Then groping about by the light of the moon,
He soon laid his hand on his trusty harpoon;
A moment he poised it, to send it more pat,
And then made a plunge to imbed it in fat!

“Starn all!” he sang out, “as you care for your lives—
Starn all, as you hope to return to your wives—
Stand by for the flurry! she throws up the foam!
Well done, my old iron, I’ve sent you right home!”

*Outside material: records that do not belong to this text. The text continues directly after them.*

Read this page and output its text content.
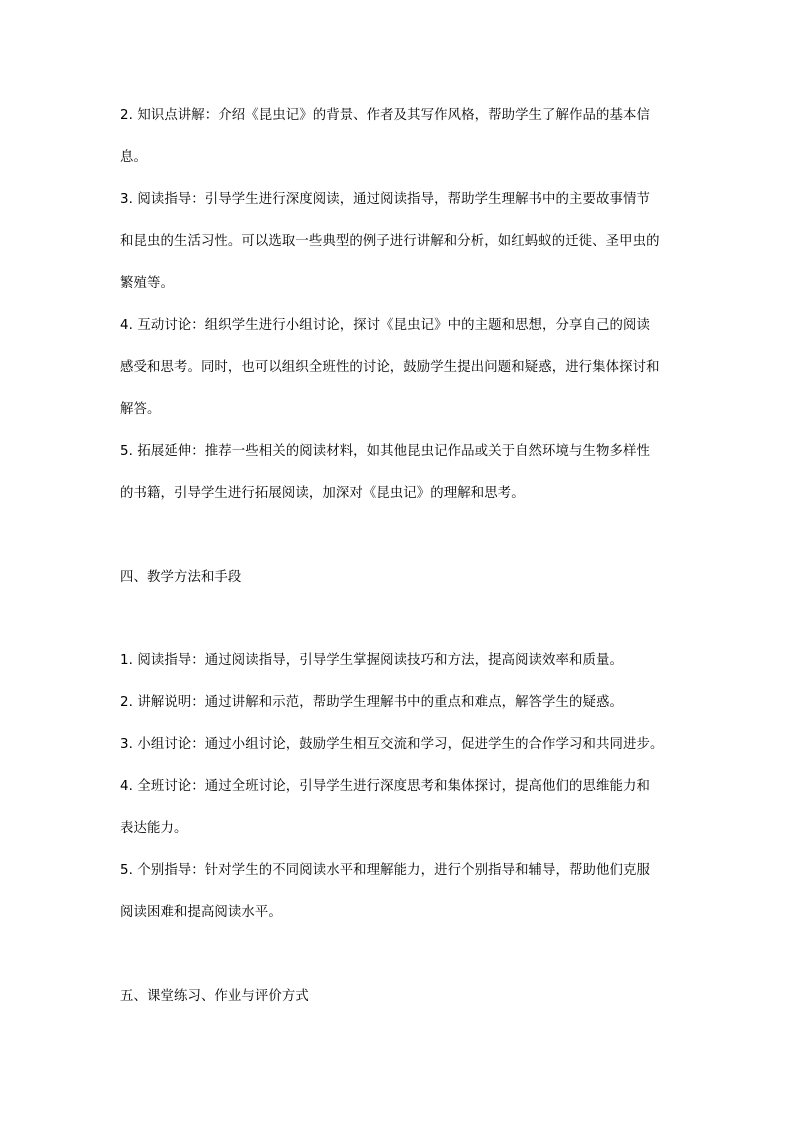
2. 知识点讲解：介绍《昆虫记》的背景、作者及其写作风格，帮助学生了解作品的基本信
息。
3. 阅读指导：引导学生进行深度阅读，通过阅读指导，帮助学生理解书中的主要故事情节
和昆虫的生活习性。可以选取一些典型的例子进行讲解和分析，如红蚂蚁的迁徙、圣甲虫的
繁殖等。
4. 互动讨论：组织学生进行小组讨论，探讨《昆虫记》中的主题和思想，分享自己的阅读
感受和思考。同时，也可以组织全班性的讨论，鼓励学生提出问题和疑惑，进行集体探讨和
解答。
5. 拓展延伸：推荐一些相关的阅读材料，如其他昆虫记作品或关于自然环境与生物多样性
的书籍，引导学生进行拓展阅读，加深对《昆虫记》的理解和思考。
四、教学方法和手段
1. 阅读指导：通过阅读指导，引导学生掌握阅读技巧和方法，提高阅读效率和质量。
2. 讲解说明：通过讲解和示范，帮助学生理解书中的重点和难点，解答学生的疑惑。
3. 小组讨论：通过小组讨论，鼓励学生相互交流和学习，促进学生的合作学习和共同进步。
4. 全班讨论：通过全班讨论，引导学生进行深度思考和集体探讨，提高他们的思维能力和
表达能力。
5. 个别指导：针对学生的不同阅读水平和理解能力，进行个别指导和辅导，帮助他们克服
阅读困难和提高阅读水平。
五、课堂练习、作业与评价方式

And scarce had he spoken, when lo! bolt upright
The Leviathan rose in a great sheet of white,
And swiftly advanced for a fathom or two,
As only a fish out of water could do.

“Starn all!” echoed Ben, with a movement aback,
But too slow to escape from the creature’s attack;
If flippers it had, they were furnish’d with nails,—
“You willin, I’ll teach you that Women an’t Whales!”

“Avast!” shouted Ben, with a sort of a screech,
“I’ve heard a Whale spouting, but here is a speech!”
“A-spouting, indeed!—very pretty,” said she;
“But it’s you I’ll blow up, not the froth of the sea!

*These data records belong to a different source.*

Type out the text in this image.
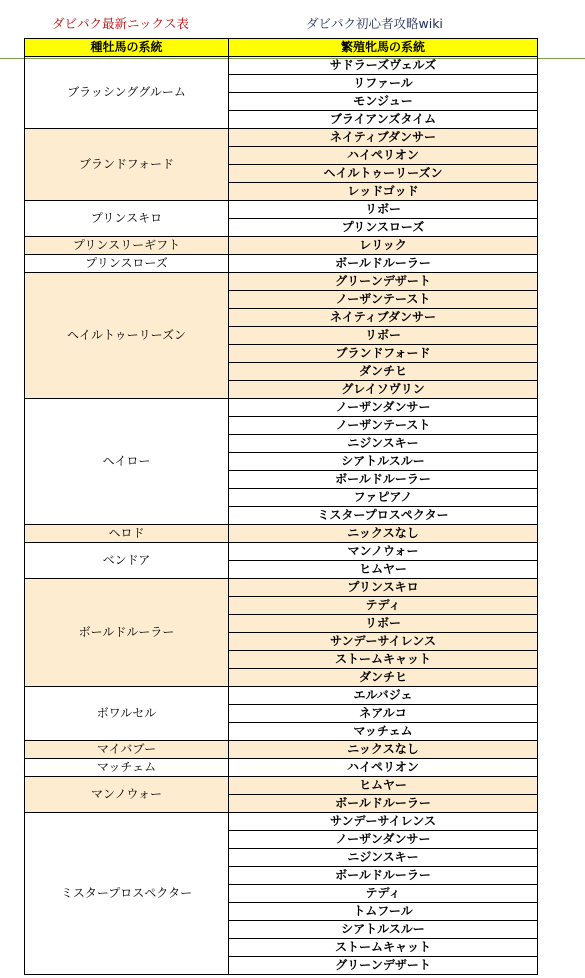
ダビパク最新ニックス表	ダビパク初心者攻略wiki
種牡馬の系統	繁殖牝馬の系統
ブラッシンググルーム	サドラーズヴェルズ
	リファール
	モンジュー
	ブライアンズタイム
ブランドフォード	ネイティブダンサー
	ハイペリオン
	ヘイルトゥーリーズン
	レッドゴッド
プリンスキロ	リボー
	プリンスローズ
プリンスリーギフト	レリック
プリンスローズ	ボールドルーラー
ヘイルトゥーリーズン	グリーンデザート
	ノーザンテースト
	ネイティブダンサー
	リボー
	ブランドフォード
	ダンチヒ
	グレイソヴリン
ヘイロー	ノーザンダンサー
	ノーザンテースト
	ニジンスキー
	シアトルスルー
	ボールドルーラー
	ファピアノ
	ミスタープロスペクター
ヘロド	ニックスなし
ベンドア	マンノウォー
	ヒムヤー
ボールドルーラー	プリンスキロ
	テディ
	リボー
	サンデーサイレンス
	ストームキャット
	ダンチヒ
ボワルセル	エルバジェ
	ネアルコ
	マッチェム
マイバブー	ニックスなし
マッチェム	ハイペリオン
マンノウォー	ヒムヤー
	ボールドルーラー
ミスタープロスペクター	サンデーサイレンス
	ノーザンダンサー
	ニジンスキー
	ボールドルーラー
	テディ
	トムフール
	シアトルスルー
	ストームキャット
	グリーンデザート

“To go to pretend to take me for a fish!
You great Polar Bear—but I know what you wish—
You’re sick of a wife, that your hankering baulks,—
You want to go back to some young Esquimax!”

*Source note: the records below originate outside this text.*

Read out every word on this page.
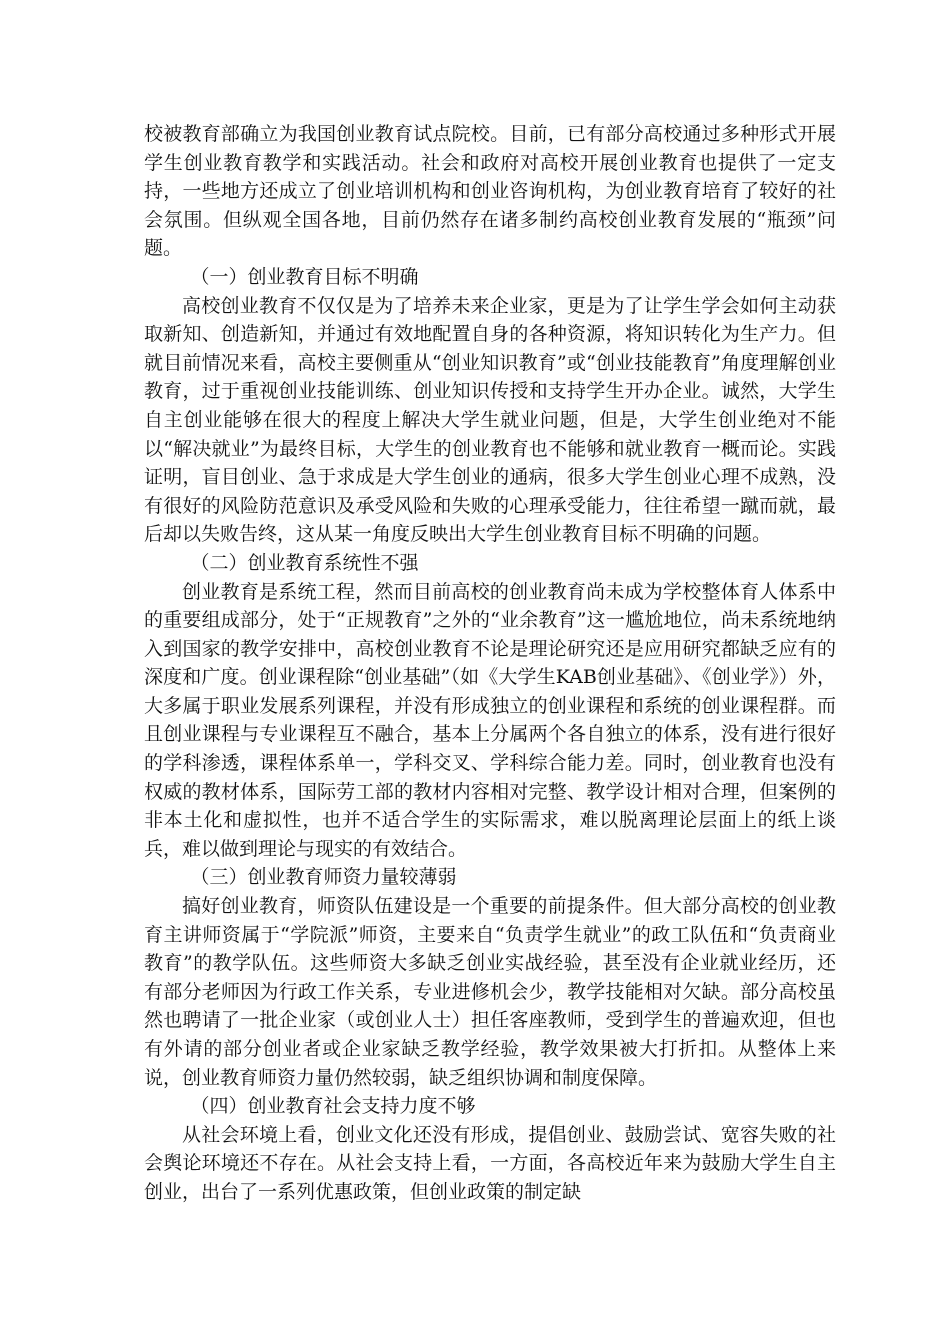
校被教育部确立为我国创业教育试点院校。目前，已有部分高校通过多种形式开展学生创业教育教学和实践活动。社会和政府对高校开展创业教育也提供了一定支持，一些地方还成立了创业培训机构和创业咨询机构，为创业教育培育了较好的社会氛围。但纵观全国各地，目前仍然存在诸多制约高校创业教育发展的“瓶颈”问题。

（一）创业教育目标不明确

高校创业教育不仅仅是为了培养未来企业家，更是为了让学生学会如何主动获取新知、创造新知，并通过有效地配置自身的各种资源，将知识转化为生产力。但就目前情况来看，高校主要侧重从“创业知识教育”或“创业技能教育”角度理解创业教育，过于重视创业技能训练、创业知识传授和支持学生开办企业。诚然，大学生自主创业能够在很大的程度上解决大学生就业问题，但是，大学生创业绝对不能以“解决就业”为最终目标，大学生的创业教育也不能够和就业教育一概而论。实践证明，盲目创业、急于求成是大学生创业的通病，很多大学生创业心理不成熟，没有很好的风险防范意识及承受风险和失败的心理承受能力，往往希望一蹴而就，最后却以失败告终，这从某一角度反映出大学生创业教育目标不明确的问题。

（二）创业教育系统性不强

创业教育是系统工程，然而目前高校的创业教育尚未成为学校整体育人体系中的重要组成部分，处于“正规教育”之外的“业余教育”这一尴尬地位，尚未系统地纳入到国家的教学安排中，高校创业教育不论是理论研究还是应用研究都缺乏应有的深度和广度。创业课程除“创业基础”（如《大学生KAB创业基础》、《创业学》）外，大多属于职业发展系列课程，并没有形成独立的创业课程和系统的创业课程群。而且创业课程与专业课程互不融合，基本上分属两个各自独立的体系，没有进行很好的学科渗透，课程体系单一，学科交叉、学科综合能力差。同时，创业教育也没有权威的教材体系，国际劳工部的教材内容相对完整、教学设计相对合理，但案例的非本土化和虚拟性，也并不适合学生的实际需求，难以脱离理论层面上的纸上谈兵，难以做到理论与现实的有效结合。

（三）创业教育师资力量较薄弱

搞好创业教育，师资队伍建设是一个重要的前提条件。但大部分高校的创业教育主讲师资属于“学院派”师资，主要来自“负责学生就业”的政工队伍和“负责商业教育”的教学队伍。这些师资大多缺乏创业实战经验，甚至没有企业就业经历，还有部分老师因为行政工作关系，专业进修机会少，教学技能相对欠缺。部分高校虽然也聘请了一批企业家（或创业人士）担任客座教师，受到学生的普遍欢迎，但也有外请的部分创业者或企业家缺乏教学经验，教学效果被大打折扣。从整体上来说，创业教育师资力量仍然较弱，缺乏组织协调和制度保障。

（四）创业教育社会支持力度不够

从社会环境上看，创业文化还没有形成，提倡创业、鼓励尝试、宽容失败的社会舆论环境还不存在。从社会支持上看，一方面，各高校近年来为鼓励大学生自主创业，出台了一系列优惠政策，但创业政策的制定缺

“O dearest,” cried Ben, frighten’d out of his life,
“Don’t think I would go for to murder a wife
I must long have bewailed”—“But she only cried Stuff!
Don’t name it, you brute, you’ve be-whaled me enough!”

“Lord, Polly!” said Ben, “such a deed could I do?
I’d rather have murder’d all Wapping than you!
Come, forgive what is passed.” “O you monster!” she cried,
“It was none of your fault that it passed of one side!”

However, at last she inclined to forgive;
“But, Ben, take this warning as long as you live—
If the love of harpooning so strong must prevail,
Take a whale for a wife, not a wife for a whale.”